Out-Law News 1 min. read
18 Feb 2010, 11:54 am
In only the second prosecution of its kind, Semperian PPP Investment Partners Limited Partnership pleaded guilty to an offence under change of control rules in the Financial Services and Markets Act 2000 after it took over an authorised firm before receiving the approval of the Financial Services Authority (FSA).
Semperian notified the regulator about the proposed acquisition in mid-December 2008 but failed to wait for the FSA to approve the change of control before completing the deal three weeks later. The Deputy District Judge said Semperian had taken a calculated risk that the FSA would not prosecute.
Given the date of Semperian's offence, the maximum penalty the court could impose was £5,000. In deciding on a £1,000 fine, the judge took into account the prompt guilty plea and the fact that the offence had no adverse impact on consumers.
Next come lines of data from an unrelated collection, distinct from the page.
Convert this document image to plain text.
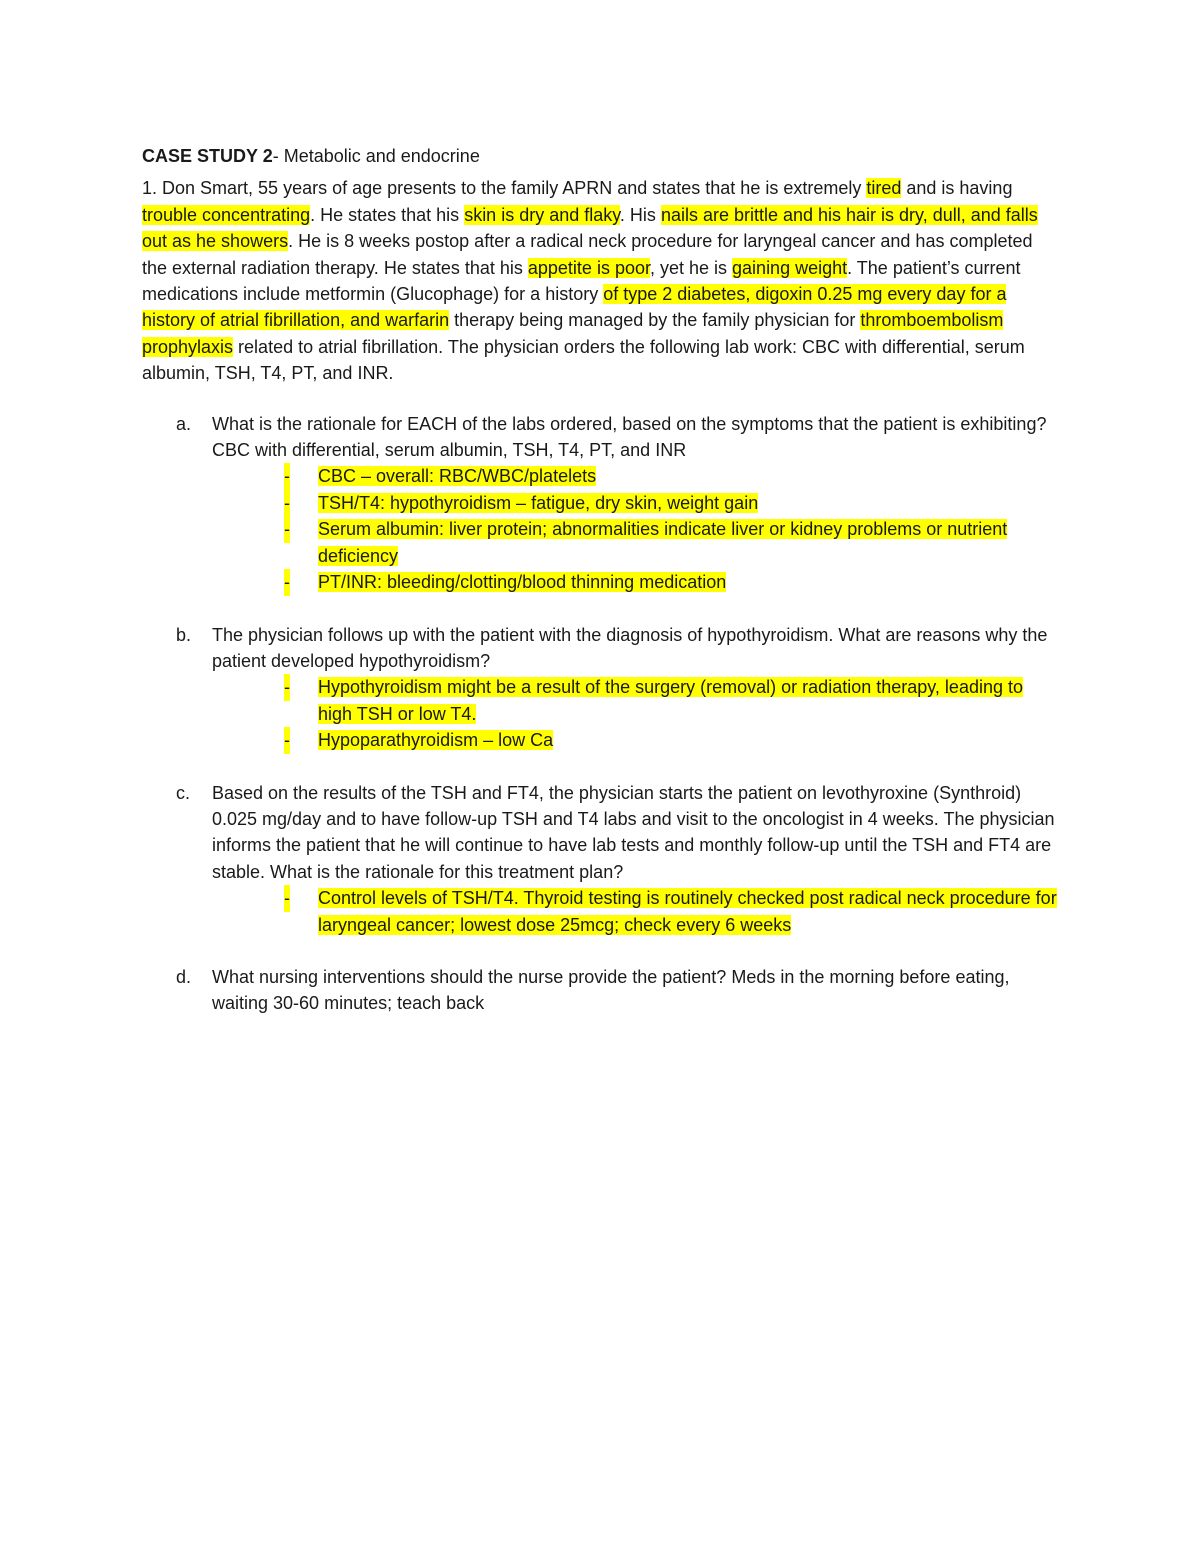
CASE STUDY 2- Metabolic and endocrine

1. Don Smart, 55 years of age presents to the family APRN and states that he is extremely tired and is having trouble concentrating. He states that his skin is dry and flaky. His nails are brittle and his hair is dry, dull, and falls out as he showers. He is 8 weeks postop after a radical neck procedure for laryngeal cancer and has completed the external radiation therapy. He states that his appetite is poor, yet he is gaining weight. The patient’s current medications include metformin (Glucophage) for a history of type 2 diabetes, digoxin 0.25 mg every day for a history of atrial fibrillation, and warfarin therapy being managed by the family physician for thromboembolism prophylaxis related to atrial fibrillation. The physician orders the following lab work: CBC with differential, serum albumin, TSH, T4, PT, and INR.

a. What is the rationale for EACH of the labs ordered, based on the symptoms that the patient is exhibiting? CBC with differential, serum albumin, TSH, T4, PT, and INR
- CBC – overall: RBC/WBC/platelets
- TSH/T4: hypothyroidism – fatigue, dry skin, weight gain
- Serum albumin: liver protein; abnormalities indicate liver or kidney problems or nutrient deficiency
- PT/INR: bleeding/clotting/blood thinning medication
b. The physician follows up with the patient with the diagnosis of hypothyroidism. What are reasons why the patient developed hypothyroidism?
- Hypothyroidism might be a result of the surgery (removal) or radiation therapy, leading to high TSH or low T4.
- Hypoparathyroidism – low Ca
c. Based on the results of the TSH and FT4, the physician starts the patient on levothyroxine (Synthroid) 0.025 mg/day and to have follow-up TSH and T4 labs and visit to the oncologist in 4 weeks. The physician informs the patient that he will continue to have lab tests and monthly follow-up until the TSH and FT4 are stable. What is the rationale for this treatment plan?
- Control levels of TSH/T4. Thyroid testing is routinely checked post radical neck procedure for laryngeal cancer; lowest dose 25mcg; check every 6 weeks
d. What nursing interventions should the nurse provide the patient? Meds in the morning before eating, waiting 30-60 minutes; teach back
But the court now has power to impose an unlimited fine for change in control offences committed after 21st March 2009. An individual who takes a controlling interest in a firm despite receiving an objection from the FSA risks going to prison for up to two years.
Margaret Cole, director of the FSA's enforcement and financial crime division, said other firms could expect tougher penalties.
"This is an example of a controller putting its commercial interests before its regulatory responsibilities and the FSA is taking a much tougher line with those that seek to avoid or ride roughshod over the change in control regime," said Cole.
"This is a serious offence and the change in law means that future violations could result in an unlimited fine. Today’s result is a clear warning to other potential controllers that the FSA will prosecute change in control offences in appropriate cases," she said.